Hal pertama yang ia komentari adalah nada/logat bicaraku. Katanya lebih mirip dengan nada/logat khas sunda. Aku hanya menggeleng karena tak percaya. Memang ada beberapa partikel sunda yang masih sering aku pakai, "atuh" "da" "bisi", dll. Tapi logat? Dari dulu rasanya sama. Tidak pernah terlihat mencolok asli orang banyumasan yang ngapak, atau medhok khas jawa. Karena memang sejak kecil aku terbiasa berbahasa indonesia.

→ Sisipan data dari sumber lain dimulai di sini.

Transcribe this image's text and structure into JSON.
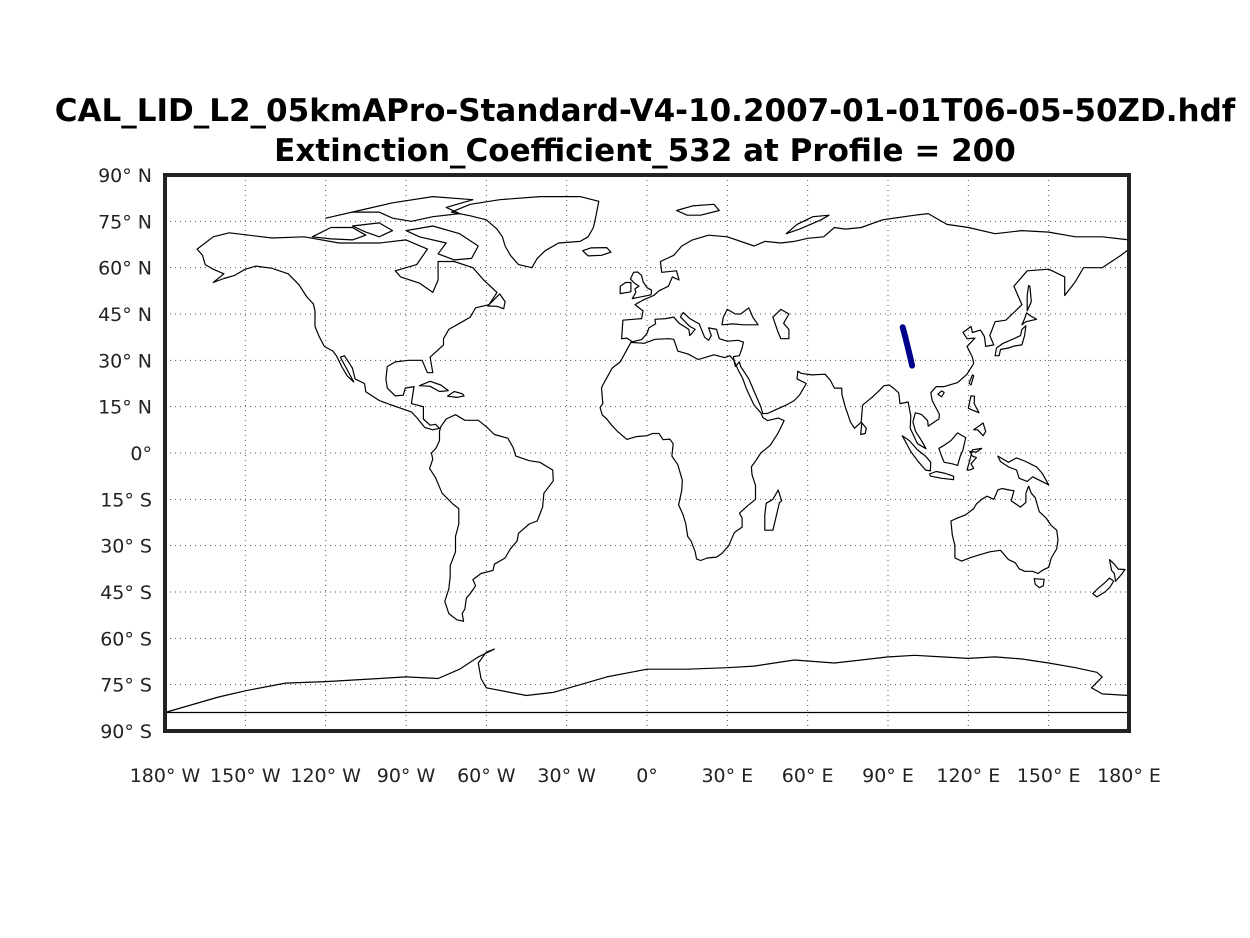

Percakapan panjang terjalin dengannya. Tentang kabarnya, tentang prosesnya, tentang hijrahnya. Juga tentang kabar beberapa teman kami. Lalu kami nostalgia masa lalu, saat kami masih belum dewasa, kanak-kanak yang merasa sudah besar.

Katanya, ia menyesali masa tersebut. Ada dampak psikologis atau mental yang besar di sana. Kepercayaan dirinya banyak jatuh, dan ia banyak bimbang. Ia bercerita, bahwa ia menemukan dirinya kembali, kepercayaan dirinya, saat merantau dan duduk di bangku perkuliahan. Lingkungan baru, dan teman-teman yang benar-benar baru.

Aku awalnya kaget mendengar pernyataannya. Aku tahu, lingkungan kami tumbuh dewasa saat itu memang tidak ideal. Aku pun menyimpan beberapa keping memori gelap di masa itu, yang kusimpan sendiri. Pengakuannya membuatku melihat ia dari kacamata berbeda. Aku kini bisa mengerti pilihan dan sikapnya dulu. Aku juga jadi paham, bahwa setiap orang punya masalah masing-masing dalam tumbuh kembang sisi emosionalnya. Saat itu kami belum bisa disebut dewasa, namun "realita" dengan tajam menabrak sisi-sisi psikologis kami.

***

Pernahkah kau menyesali suatu masa? Sehingga tanpa sadar pengandaian muncul saja. Kalau saja...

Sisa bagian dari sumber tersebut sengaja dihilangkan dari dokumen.